The National Gallery’s spring exhibition, ‘Building the Picture’ will be worth it for that simplest of pleasures – thrilling to a building’s form and structure as painted by some of the great masters.
The exhibition, which runs from April 30 through most of September, will explore the role of architecture within art, especially Italian Renaissance paintings of the 14th, 15th and 16th centuries.
As the Gallery says, “visitors will be encouraged to look in new ways at buildings depicted in paintings, and to investigate how artists invented spaces in mind and paint that transcended the reality of bricks, mortar and marble.”
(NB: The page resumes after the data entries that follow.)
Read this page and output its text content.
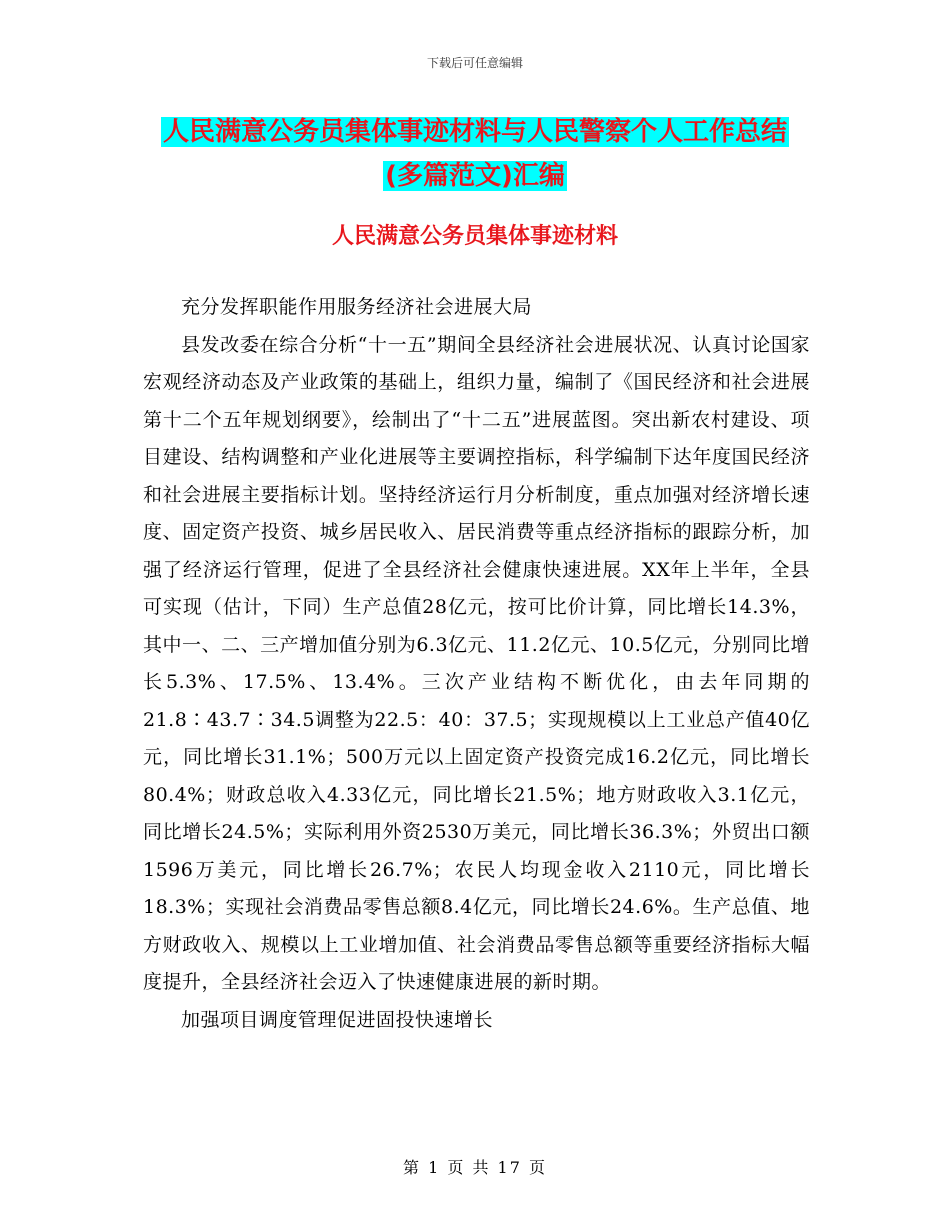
下载后可任意编辑
人民满意公务员集体事迹材料与人民警察个人工作总结(多篇范文)汇编
人民满意公务员集体事迹材料

充分发挥职能作用服务经济社会进展大局

县发改委在综合分析“十一五”期间全县经济社会进展状况、认真讨论国家宏观经济动态及产业政策的基础上，组织力量，编制了《国民经济和社会进展第十二个五年规划纲要》，绘制出了“十二五”进展蓝图。突出新农村建设、项目建设、结构调整和产业化进展等主要调控指标，科学编制下达年度国民经济和社会进展主要指标计划。坚持经济运行月分析制度，重点加强对经济增长速度、固定资产投资、城乡居民收入、居民消费等重点经济指标的跟踪分析，加强了经济运行管理，促进了全县经济社会健康快速进展。XX年上半年，全县可实现（估计，下同）生产总值28亿元，按可比价计算，同比增长14.3%，其中一、二、三产增加值分别为6.3亿元、11.2亿元、10.5亿元，分别同比增长5.3%、17.5%、13.4%。三次产业结构不断优化，由去年同期的21.8∶43.7∶34.5调整为22.5：40：37.5；实现规模以上工业总产值40亿元，同比增长31.1%；500万元以上固定资产投资完成16.2亿元，同比增长80.4%；财政总收入4.33亿元，同比增长21.5%；地方财政收入3.1亿元，同比增长24.5%；实际利用外资2530万美元，同比增长36.3%；外贸出口额1596万美元，同比增长26.7%；农民人均现金收入2110元，同比增长18.3%；实现社会消费品零售总额8.4亿元，同比增长24.6%。生产总值、地方财政收入、规模以上工业增加值、社会消费品零售总额等重要经济指标大幅度提升，全县经济社会迈入了快速健康进展的新时期。

加强项目调度管理促进固投快速增长

第 1 页 共 17 页
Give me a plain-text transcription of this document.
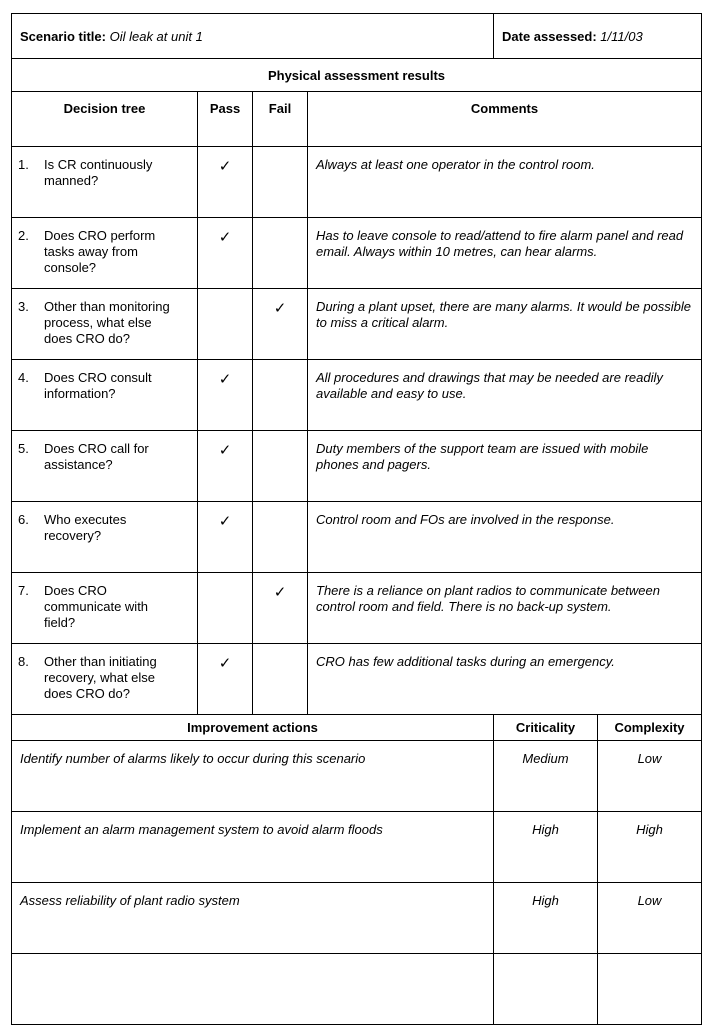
Scenario title: Oil leak at unit 1				Date assessed: 1/11/03	
Physical assessment results					
Decision tree	Pass	Fail	Comments		
1. Is CR continuously manned?	✓		Always at least one operator in the control room.		
2. Does CRO perform tasks away from console?	✓		Has to leave console to read/attend to fire alarm panel and read email. Always within 10 metres, can hear alarms.		
3. Other than monitoring process, what else does CRO do?		✓	During a plant upset, there are many alarms. It would be possible to miss a critical alarm.		
4. Does CRO consult information?	✓		All procedures and drawings that may be needed are readily available and easy to use.		
5. Does CRO call for assistance?	✓		Duty members of the support team are issued with mobile phones and pagers.		
6. Who executes recovery?	✓		Control room and FOs are involved in the response.		
7. Does CRO communicate with field?		✓	There is a reliance on plant radios to communicate between control room and field. There is no back-up system.		
8. Other than initiating recovery, what else does CRO do?	✓		CRO has few additional tasks during an emergency.		
Improvement actions				Criticality	Complexity
Identify number of alarms likely to occur during this scenario				Medium	Low
Implement an alarm management system to avoid alarm floods				High	High
Assess reliability of plant radio system				High	Low
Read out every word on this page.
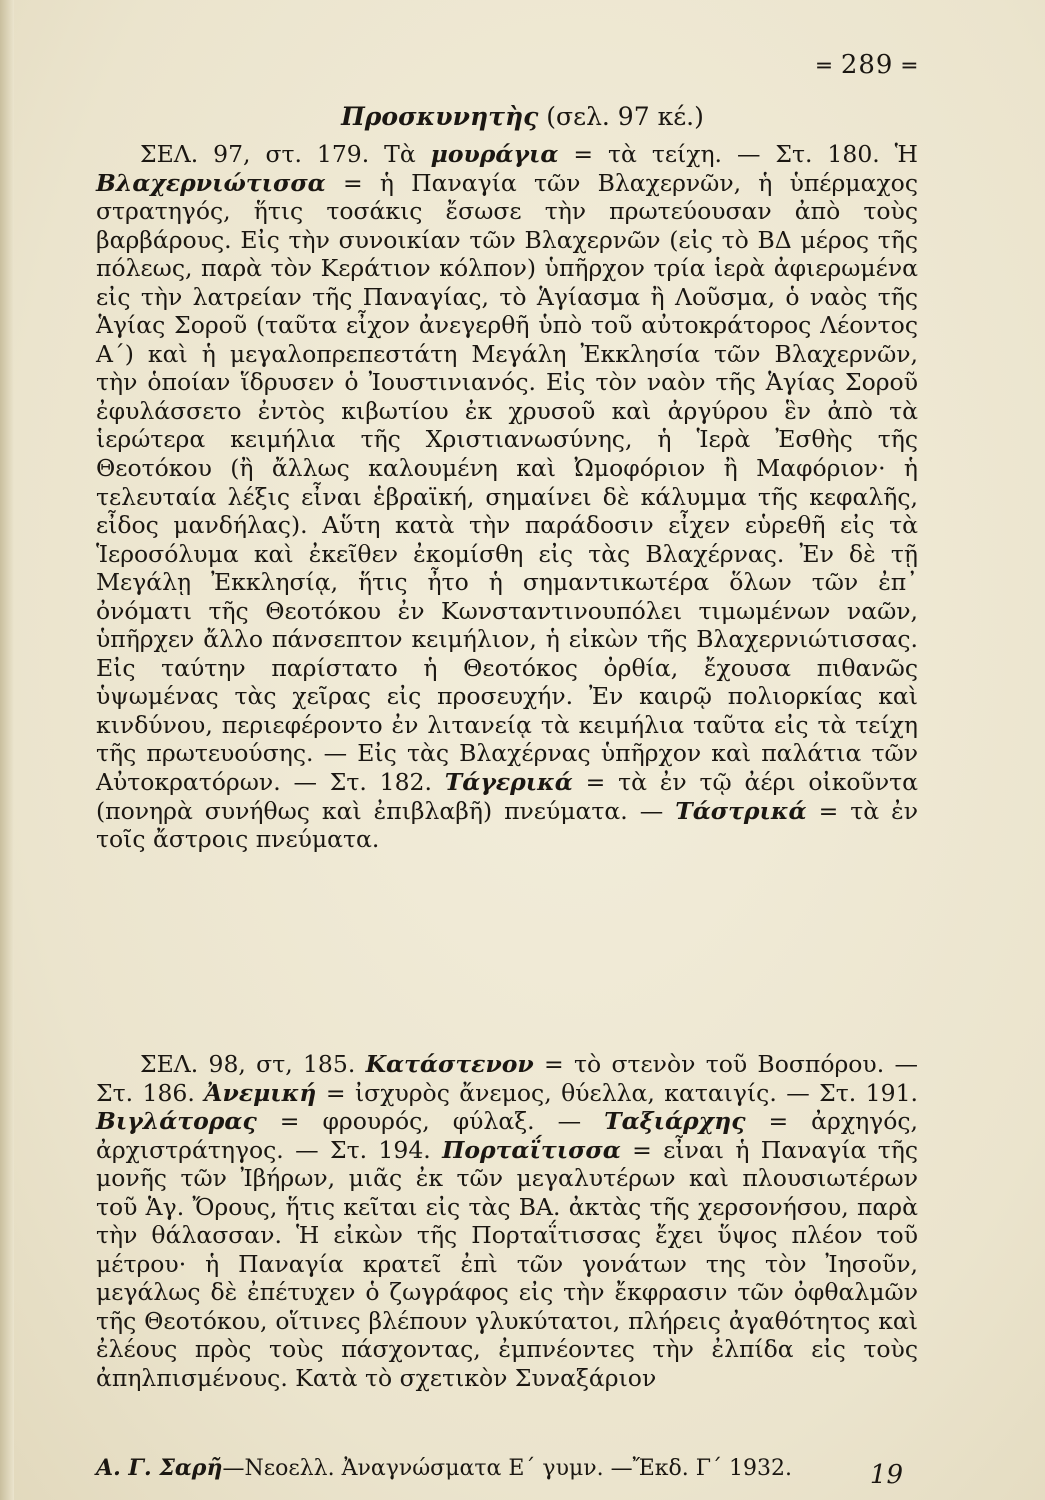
═ 289 ═
Προσκυνητὴς (σελ. 97 κέ.)
ΣΕΛ. 97, στ. 179. Τὰ μουράγια = τὰ τείχη. — Στ. 180. Ἡ Βλαχερνιώτισσα = ἡ Παναγία τῶν Βλαχερνῶν, ἡ ὑπέρμαχος στρατηγός, ἥτις τοσάκις ἔσωσε τὴν πρωτεύουσαν ἀπὸ τοὺς βαρβάρους. Εἰς τὴν συνοικίαν τῶν Βλαχερνῶν (εἰς τὸ ΒΔ μέρος τῆς πόλεως, παρὰ τὸν Κεράτιον κόλπον) ὑπῆρχον τρία ἱερὰ ἀφιερωμένα εἰς τὴν λατρείαν τῆς Παναγίας, τὸ Ἁγίασμα ἢ Λοῦσμα, ὁ ναὸς τῆς Ἁγίας Σοροῦ (ταῦτα εἶχον ἀνεγερθῆ ὑπὸ τοῦ αὐτοκράτορος Λέοντος Α΄) καὶ ἡ μεγαλοπρεπεστάτη Μεγάλη Ἐκκλησία τῶν Βλαχερνῶν, τὴν ὁποίαν ἵδρυσεν ὁ Ἰουστινιανός. Εἰς τὸν ναὸν τῆς Ἁγίας Σοροῦ ἐφυλάσσετο ἐντὸς κιβωτίου ἐκ χρυσοῦ καὶ ἀργύρου ἓν ἀπὸ τὰ ἱερώτερα κειμήλια τῆς Χριστιανωσύνης, ἡ Ἱερὰ Ἐσθὴς τῆς Θεοτόκου (ἢ ἄλλως καλουμένη καὶ Ὠμοφόριον ἢ Μαφόριον· ἡ τελευταία λέξις εἶναι ἑβραϊκή, σημαίνει δὲ κάλυμμα τῆς κεφαλῆς, εἶδος μανδήλας). Αὕτη κατὰ τὴν παράδοσιν εἶχεν εὑρεθῆ εἰς τὰ Ἱεροσόλυμα καὶ ἐκεῖθεν ἐκομίσθη εἰς τὰς Βλαχέρνας. Ἐν δὲ τῇ Μεγάλῃ Ἐκκλησίᾳ, ἥτις ἦτο ἡ σημαντικωτέρα ὅλων τῶν ἐπ᾽ ὀνόματι τῆς Θεοτόκου ἐν Κωνσταντινουπόλει τιμωμένων ναῶν, ὑπῆρχεν ἄλλο πάνσεπτον κειμήλιον, ἡ εἰκὼν τῆς Βλαχερνιώτισσας. Εἰς ταύτην παρίστατο ἡ Θεοτόκος ὀρθία, ἔχουσα πιθανῶς ὑψωμένας τὰς χεῖρας εἰς προσευχήν. Ἐν καιρῷ πολιορκίας καὶ κινδύνου, περιεφέροντο ἐν λιτανείᾳ τὰ κειμήλια ταῦτα εἰς τὰ τείχη τῆς πρωτευούσης. — Εἰς τὰς Βλαχέρνας ὑπῆρχον καὶ παλάτια τῶν Αὐτοκρατόρων. — Στ. 182. Τάγερικά = τὰ ἐν τῷ ἀέρι οἰκοῦντα (πονηρὰ συνήθως καὶ ἐπιβλαβῆ) πνεύματα. — Τάστρικά = τὰ ἐν τοῖς ἄστροις πνεύματα.
ΣΕΛ. 98, στ, 185. Κατάστενον = τὸ στενὸν τοῦ Βοσπόρου. — Στ. 186. Ἀνεμική = ἰσχυρὸς ἄνεμος, θύελλα, καταιγίς. — Στ. 191. Βιγλάτορας = φρουρός, φύλαξ. — Ταξιάρχης = ἀρχηγός, ἀρχιστράτηγος. — Στ. 194. Πορταΐτισσα = εἶναι ἡ Παναγία τῆς μονῆς τῶν Ἰβήρων, μιᾶς ἐκ τῶν μεγαλυτέρων καὶ πλουσιωτέρων τοῦ Ἁγ. Ὄρους, ἥτις κεῖται εἰς τὰς ΒΑ. ἀκτὰς τῆς χερσονήσου, παρὰ τὴν θάλασσαν. Ἡ εἰκὼν τῆς Πορταΐτισσας ἔχει ὕψος πλέον τοῦ μέτρου· ἡ Παναγία κρατεῖ ἐπὶ τῶν γονάτων της τὸν Ἰησοῦν, μεγάλως δὲ ἐπέτυχεν ὁ ζωγράφος εἰς τὴν ἔκφρασιν τῶν ὀφθαλμῶν τῆς Θεοτόκου, οἵτινες βλέπουν γλυκύτατοι, πλήρεις ἀγαθότητος καὶ ἐλέους πρὸς τοὺς πάσχοντας, ἐμπνέοντες τὴν ἐλπίδα εἰς τοὺς ἀπηλπισμένους. Κατὰ τὸ σχετικὸν Συναξάριον
Α. Γ. Σαρῆ—Νεοελλ. Ἀναγνώσματα Ε΄ γυμν. —Ἔκδ. Γ΄ 1932.	19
So too, city art. The classics – ancient or modern – often define a city. Think of the great artists who painted cathedral walls, designed signature buildings, installed iconic sculptures in public spaces. Architecture itself can be art and symbolize a city, for instance Granada’s Moorish buildings.
Here in Port au Prince, many residents describe the pain they felt when their beautiful National Palace was so badly damaged in the 2010 earthquake, it had to be demolished and the rubble cleared away. Some say that a new government district, with a wider, grander Rue Champ de Mars, as envisaged by Harry Adam (and described in my Guardian piece) might go some way towards providing an architectural focus to this city. Perhaps.
Unsurprisingly, forward-thinking city authorities invest a great deal in architectural art. Think Frank Lloyd Wright’s Falling Water (just down the road from our home in Oakland, Maryland). Think Santiago Calatrava, whom I had the honour of meeting in Chicago eight years ago. I’ve had the pleasure of seeing many of his bridges, as well as the Milwaukee Art Museum’s extraordinary and memorable Quadracci Pavilion. It was Mr Calatrava’s first completed project in the US and he pushed boundaries by designing a structure with movable ‘wings’ that open a couple of hundred feet during the day. It has pretty much become a symbol of Milwaukee.
It was ever thus. Art and architecture are firmly intertwined.